# Boise Knife Show October 28-30



## Burl Source (Oct 18, 2011)

This will be the 2nd year for the Rocky Mountain Knife show in Boise Idaho at the Expo fairgrounds.

I was there last year and I have to say it was the most fun and the busiest I have ever been at a custom knife show. There were some kitchen knives as well as every other kind of knife you can imagine. 

Several times there were customers bringing knife makers to my tables to pick out handle material for kitchen knives they were having custom made. It was kind of fun helping with their selections. A couple wanted matching pieces, others wanted different woods that would still go well with each other.
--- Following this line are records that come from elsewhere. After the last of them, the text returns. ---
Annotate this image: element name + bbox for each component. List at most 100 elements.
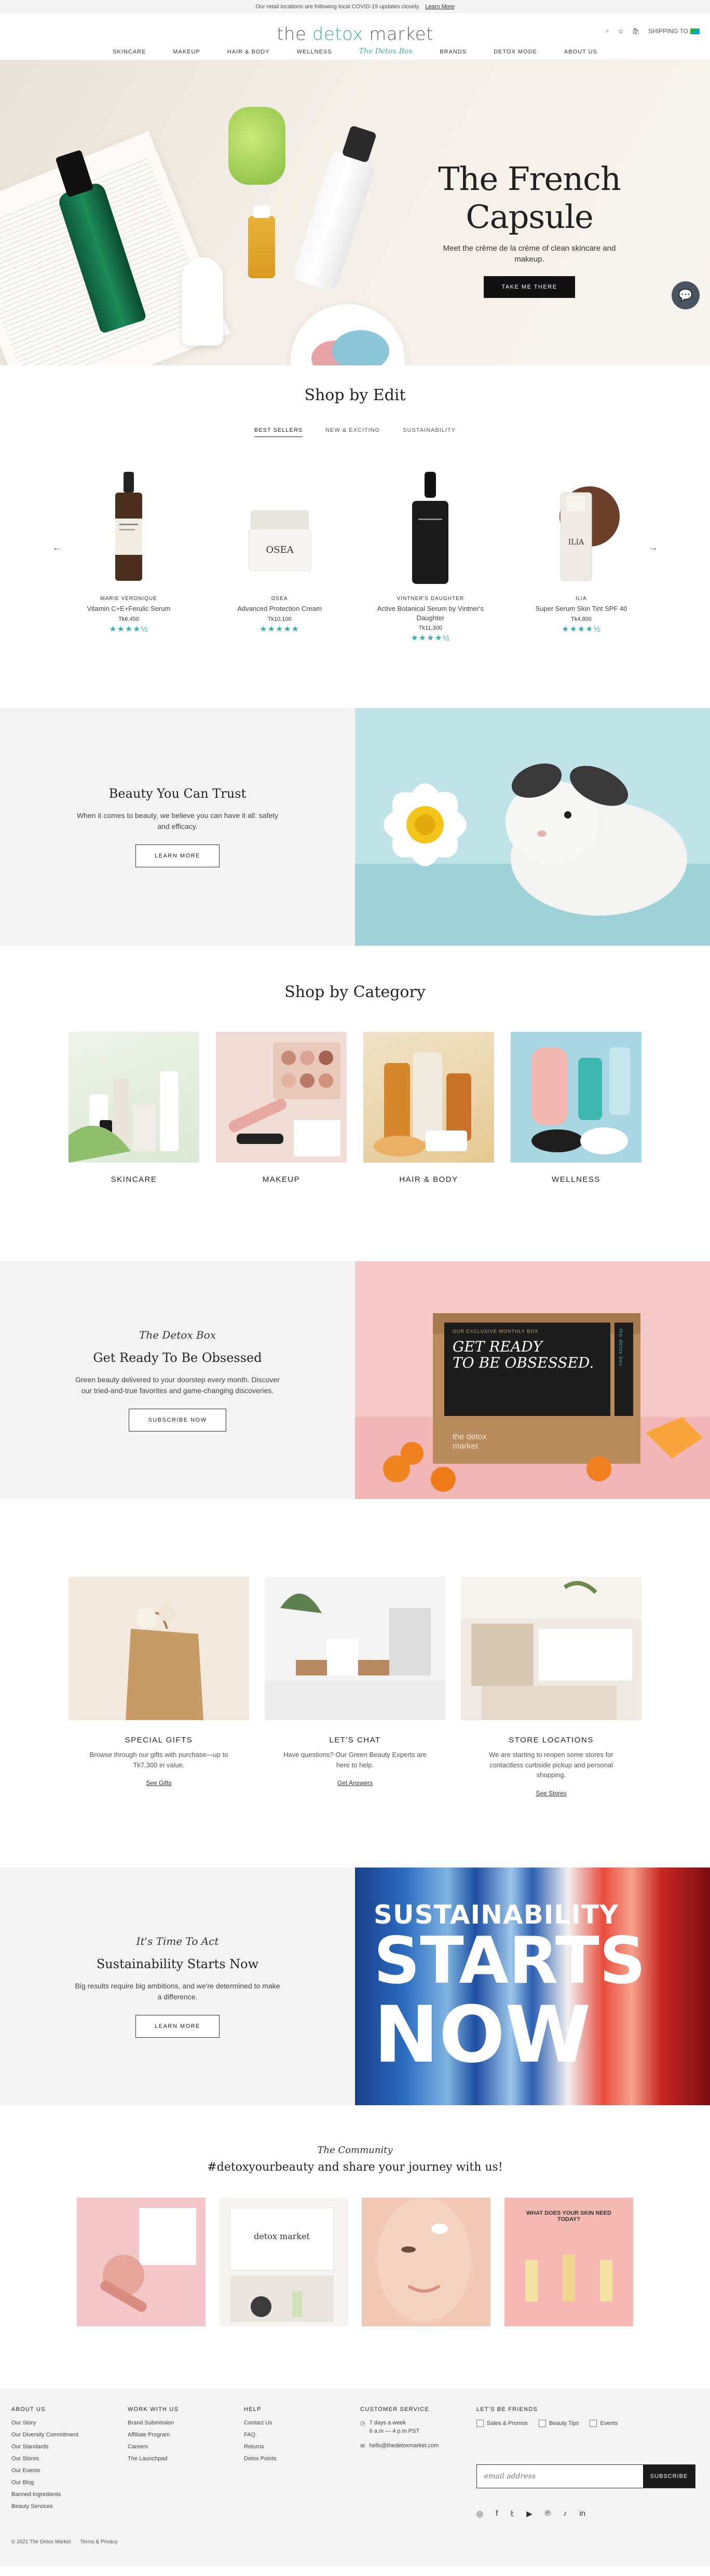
footer-link[interactable]: Our Standards bbox=[11, 2444, 49, 2450]
account-icon[interactable]: ☺ bbox=[618, 28, 624, 35]
category-title: Shop by Category bbox=[284, 983, 426, 1001]
shop-by-edit: Shop by Edit BEST SELLERS NEW & EXCITING… bbox=[0, 365, 710, 708]
footer-link[interactable]: FAQ bbox=[244, 2432, 255, 2438]
feature-special-gifts: SPECIAL GIFTS Browse through our gifts w… bbox=[69, 1577, 249, 1798]
footer-link[interactable]: Beauty Services bbox=[11, 2503, 52, 2510]
email-field[interactable] bbox=[477, 2465, 643, 2488]
tiktok-icon[interactable]: ♪ bbox=[563, 2509, 567, 2518]
nav-wellness[interactable]: WELLNESS bbox=[297, 49, 332, 56]
product-image: OSEA bbox=[248, 510, 311, 571]
category-skincare[interactable]: SKINCARE bbox=[69, 1032, 199, 1184]
category-wellness[interactable]: WELLNESS bbox=[511, 1032, 641, 1184]
pinterest-icon[interactable]: ℗ bbox=[545, 2509, 551, 2518]
footer-link[interactable]: Careers bbox=[128, 2444, 148, 2450]
nav-makeup[interactable]: MAKEUP bbox=[173, 49, 200, 56]
community-script: The Community bbox=[317, 2145, 393, 2156]
rating-stars: ★★★★½ bbox=[109, 624, 148, 634]
community-post[interactable]: WHAT DOES YOUR SKIN NEED TODAY? bbox=[504, 2198, 633, 2326]
footer-link[interactable]: Brand Submission bbox=[128, 2420, 174, 2426]
nav-about[interactable]: ABOUT US bbox=[564, 49, 597, 56]
hero-glass bbox=[228, 107, 285, 185]
checkbox-sales[interactable]: Sales & Promos bbox=[476, 2420, 528, 2427]
community-post[interactable] bbox=[362, 2198, 491, 2326]
footer-link[interactable]: Returns bbox=[244, 2444, 264, 2450]
nav-detox-mode[interactable]: DETOX MODE bbox=[494, 49, 537, 56]
product-card[interactable]: OSEA OSEA Advanced Protection Cream Tk10… bbox=[217, 469, 342, 643]
checkbox-events[interactable]: Events bbox=[590, 2420, 618, 2427]
rating-stars: ★★★★½ bbox=[562, 624, 601, 634]
trust-text: When it comes to beauty, we believe you … bbox=[76, 811, 279, 830]
carousel-prev-icon[interactable]: ← bbox=[52, 542, 62, 554]
cart-icon[interactable]: 🛍 bbox=[632, 28, 640, 35]
edit-title: Shop by Edit bbox=[304, 386, 406, 404]
category-makeup[interactable]: MAKEUP bbox=[216, 1032, 347, 1184]
hero-subtitle: Meet the crème de la crème of clean skin… bbox=[443, 244, 616, 264]
twitter-icon[interactable]: 𝕥 bbox=[510, 2509, 514, 2518]
service-email-link[interactable]: hello@thedetoxmarket.com bbox=[369, 2443, 439, 2449]
footer-link[interactable]: Detox Points bbox=[244, 2456, 276, 2462]
community-post[interactable] bbox=[77, 2198, 206, 2326]
nav-skincare[interactable]: SKINCARE bbox=[113, 49, 146, 56]
product-card[interactable]: VINTNER'S DAUGHTER Active Botanical Seru… bbox=[368, 469, 493, 643]
terms-link[interactable]: Terms & Privacy bbox=[80, 2539, 117, 2545]
bunny-image bbox=[355, 708, 710, 946]
chat-room-image bbox=[265, 1577, 445, 1720]
community-post[interactable]: detox market bbox=[219, 2198, 348, 2326]
tab-new-exciting[interactable]: NEW & EXCITING bbox=[325, 427, 380, 437]
trust-section: Beauty You Can Trust When it comes to be… bbox=[0, 708, 710, 946]
detox-box-section: The Detox Box Get Ready To Be Obsessed G… bbox=[0, 1261, 710, 1499]
search-icon[interactable]: ⌕ bbox=[606, 27, 609, 35]
footer-link[interactable]: Contact Us bbox=[244, 2420, 272, 2426]
nav-brands[interactable]: BRANDS bbox=[440, 49, 467, 56]
checkbox-beauty-tips[interactable]: Beauty Tips bbox=[538, 2420, 579, 2427]
hero-amber-vial bbox=[248, 206, 275, 278]
footer-link[interactable]: Our Stores bbox=[11, 2456, 39, 2462]
community-title: #detoxyourbeauty and share your journey … bbox=[207, 2161, 503, 2174]
tab-best-sellers[interactable]: BEST SELLERS bbox=[254, 427, 303, 437]
chat-icon[interactable]: 💬 bbox=[672, 281, 700, 309]
youtube-icon[interactable]: ▶ bbox=[526, 2509, 532, 2518]
footer-link[interactable]: Banned Ingredients bbox=[11, 2491, 61, 2498]
nav-hair-body[interactable]: HAIR & BODY bbox=[227, 49, 270, 56]
footer-link[interactable]: The Launchpad bbox=[128, 2456, 167, 2462]
product-image bbox=[412, 472, 449, 584]
site-footer: ABOUT US Our Story Our Diversity Commitm… bbox=[0, 2389, 710, 2566]
get-answers-link[interactable]: Get Answers bbox=[337, 1779, 373, 1787]
features-section: SPECIAL GIFTS Browse through our gifts w… bbox=[0, 1499, 710, 1868]
linkedin-icon[interactable]: in bbox=[579, 2509, 585, 2518]
footer-friends: LET'S BE FRIENDS Sales & Promos Beauty T… bbox=[476, 2406, 618, 2427]
carousel-next-icon[interactable]: → bbox=[648, 542, 658, 554]
hero-title: The French Capsule bbox=[438, 160, 621, 236]
footer-link[interactable]: Our Diversity Commitment bbox=[11, 2432, 78, 2438]
see-gifts-link[interactable]: See Gifts bbox=[146, 1779, 171, 1787]
announcement-link[interactable]: Learn More bbox=[425, 4, 454, 10]
nav-detox-box[interactable]: The Detox Box bbox=[359, 47, 413, 56]
tab-sustainability[interactable]: SUSTAINABILITY bbox=[403, 427, 456, 437]
hero-banner: The French Capsule Meet the crème de la … bbox=[0, 60, 710, 365]
svg-text:ILIA: ILIA bbox=[568, 538, 584, 547]
product-card[interactable]: ILIA ILIA Super Serum Skin Tint SPF 40 T… bbox=[519, 469, 644, 643]
announcement-text: Our retail locations are following local… bbox=[255, 4, 420, 10]
category-hair-body[interactable]: HAIR & BODY bbox=[363, 1032, 494, 1184]
subscribe-button[interactable]: SUBSCRIBE bbox=[643, 2465, 695, 2488]
sustain-learn-more-button[interactable]: LEARN MORE bbox=[135, 2015, 220, 2038]
site-logo[interactable]: the detox market bbox=[0, 24, 710, 45]
footer-link[interactable]: Our Blog bbox=[11, 2479, 34, 2486]
sustain-text: Big results require big ambitions, and w… bbox=[75, 1982, 280, 2001]
shipping-selector[interactable]: SHIPPING TO bbox=[648, 28, 700, 35]
svg-text:detox market: detox market bbox=[254, 2231, 310, 2241]
facebook-icon[interactable]: f bbox=[496, 2509, 498, 2518]
footer-link[interactable]: Affiliate Program bbox=[128, 2432, 170, 2438]
hero-cta-button[interactable]: TAKE ME THERE bbox=[484, 276, 575, 298]
feature-lets-chat: LET'S CHAT Have questions? Our Green Bea… bbox=[265, 1577, 445, 1798]
footer-link[interactable]: Our Story bbox=[11, 2420, 36, 2426]
subscribe-now-button[interactable]: SUBSCRIBE NOW bbox=[129, 1409, 226, 1432]
product-card[interactable]: MARIE VERONIQUE Vitamin C+E+Ferulic Seru… bbox=[66, 469, 191, 643]
instagram-icon[interactable]: ◎ bbox=[476, 2509, 483, 2518]
hero-deodorant bbox=[182, 257, 223, 346]
footer-link[interactable]: Our Events bbox=[11, 2468, 40, 2474]
trust-learn-more-button[interactable]: LEARN MORE bbox=[135, 844, 220, 867]
see-stores-link[interactable]: See Stores bbox=[536, 1790, 566, 1797]
footer-about: ABOUT US Our Story Our Diversity Commitm… bbox=[11, 2406, 78, 2510]
sustainability-section: It's Time To Act Sustainability Starts N… bbox=[0, 1868, 710, 2105]
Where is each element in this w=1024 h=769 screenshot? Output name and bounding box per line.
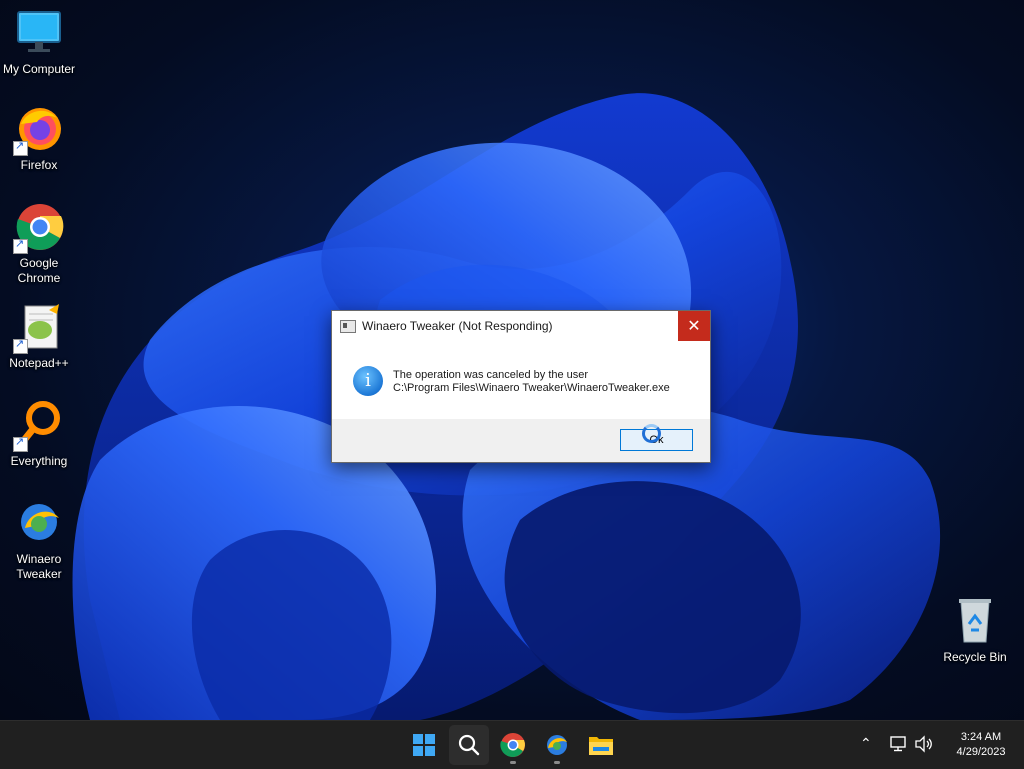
desktop-icon-label: Firefox [20, 158, 58, 172]
desktop-icon-label: Google Chrome [17, 256, 61, 285]
taskbar: ⌃ 3:24 AM 4/29/2023 [0, 720, 1024, 769]
close-button[interactable]: ✕ [678, 311, 710, 341]
running-indicator [554, 761, 560, 764]
monitor-icon [13, 8, 65, 60]
app-window-icon [340, 320, 356, 333]
search-button[interactable] [449, 725, 489, 765]
shortcut-arrow-icon [13, 435, 28, 452]
desktop-icon-google-chrome[interactable]: Google Chrome [0, 202, 78, 286]
chrome-icon [500, 733, 525, 757]
dialog-title: Winaero Tweaker (Not Responding) [362, 319, 553, 333]
search-magnifier-icon [13, 400, 65, 452]
recycle-bin-icon [949, 596, 1001, 648]
desktop-icon-winaero-tweaker[interactable]: Winaero Tweaker [0, 498, 78, 582]
clock-time: 3:24 AM [960, 731, 1002, 743]
desktop-icon-label: Everything [10, 454, 68, 468]
desktop-icon-firefox[interactable]: Firefox [0, 104, 78, 173]
chrome-icon [13, 202, 65, 254]
desktop-icon-my-computer[interactable]: My Computer [0, 8, 78, 77]
taskbar-chrome[interactable] [493, 725, 533, 765]
desktop-icon-recycle-bin[interactable]: Recycle Bin [936, 596, 1014, 665]
dialog-title-bar[interactable]: Winaero Tweaker (Not Responding) ✕ [332, 311, 710, 341]
message-dialog: Winaero Tweaker (Not Responding) ✕ i The… [331, 310, 711, 463]
desktop-icon-label: Recycle Bin [943, 650, 1007, 664]
message-line: The operation was canceled by the user [393, 369, 589, 381]
winaero-tweaker-icon [547, 735, 567, 755]
desktop-icon-label: Winaero Tweaker [16, 552, 62, 581]
shortcut-arrow-icon [13, 237, 28, 254]
shortcut-arrow-icon [13, 337, 28, 354]
clock-date: 4/29/2023 [956, 746, 1006, 758]
firefox-icon [13, 104, 65, 156]
taskbar-winaero-tweaker[interactable] [537, 725, 577, 765]
message-path: C:\Program Files\Winaero Tweaker\Winaero… [393, 382, 670, 394]
dialog-body: i The operation was canceled by the user… [332, 341, 710, 419]
file-explorer-icon [589, 737, 613, 755]
dialog-message: The operation was canceled by the user C… [393, 369, 670, 395]
busy-cursor-icon [642, 424, 661, 443]
volume-icon[interactable] [914, 735, 934, 756]
shortcut-arrow-icon [13, 139, 28, 156]
clock[interactable]: 3:24 AM 4/29/2023 [948, 730, 1014, 760]
running-indicator [510, 761, 516, 764]
taskbar-file-explorer[interactable] [581, 725, 621, 765]
desktop-icon-notepadpp[interactable]: Notepad++ [0, 302, 78, 371]
search-icon [458, 734, 480, 756]
desktop-icon-label: My Computer [2, 62, 76, 76]
desktop-icon-everything[interactable]: Everything [0, 400, 78, 469]
notepadpp-icon [13, 302, 65, 354]
start-icon [413, 734, 435, 756]
show-hidden-icons-chevron-icon[interactable]: ⌃ [860, 735, 872, 752]
desktop-icon-label: Notepad++ [9, 356, 69, 370]
start-button[interactable] [404, 725, 444, 765]
network-icon[interactable] [890, 735, 908, 756]
info-icon: i [353, 366, 383, 396]
winaero-tweaker-icon [13, 498, 65, 550]
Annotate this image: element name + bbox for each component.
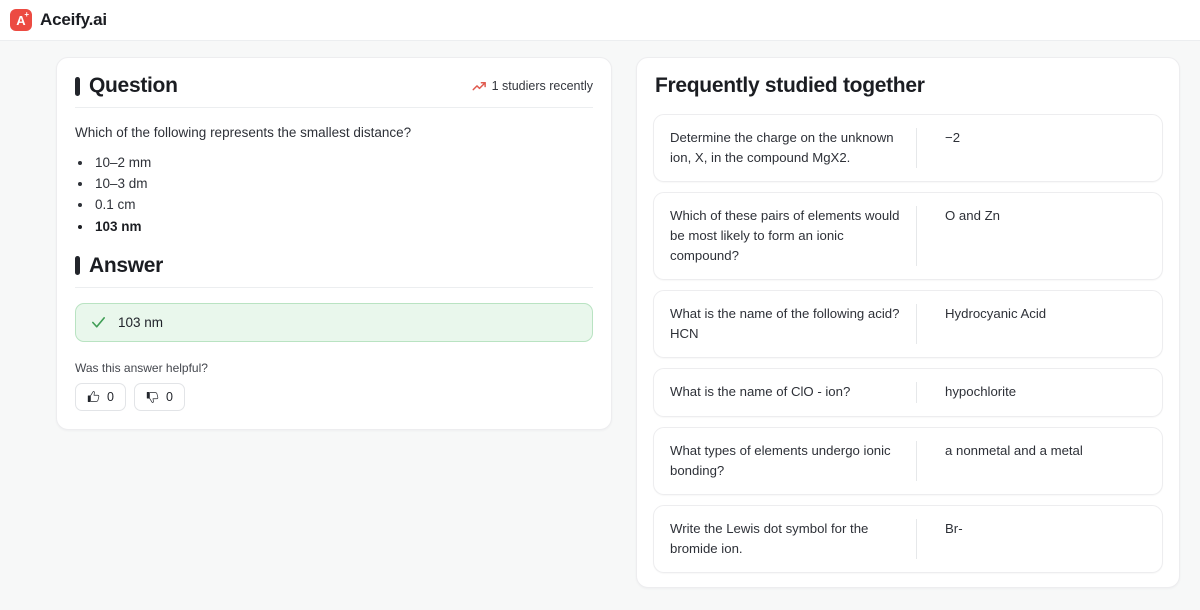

Even if you are only interested in kitchen knives I think you would find the Boise show to be an enjoyable experience. You will be amazed at the knives these guys create.

*The website for the Rocky Mountain Knife Show is here.*

I hope to see some of you guys there.
You can't miss me. I will have a few tables of unusual wood along the wall in the back corner. I'll be the funny looking old guy with a ponytail and beard in desperate need of trimming.


----------



## Mike Davis (Oct 20, 2011)

Basically a hippy with cool wood?


----------



## Michael Rader (Oct 20, 2011)

Have fun, Mark. Should be good for wood sales there. -M


----------



## Burl Source (Oct 20, 2011)

Mike Davis said:


> Basically a hippy with cool wood?


 
No...... I just had to let my hair grow so the locals would stop thinking I was a tourist. I think I am one of the 7 people in town that doesn't grow or smoke pot.
But I did go to the Hemp Fest this year. Lots of good bands played. 
There was a lady selling brownies. I have a sweet tooth with a weakness for chocolate. She said they were killer chocolate brownies. Dang thing about made my eyeballs roll backwards in my head. I should have known better.


----------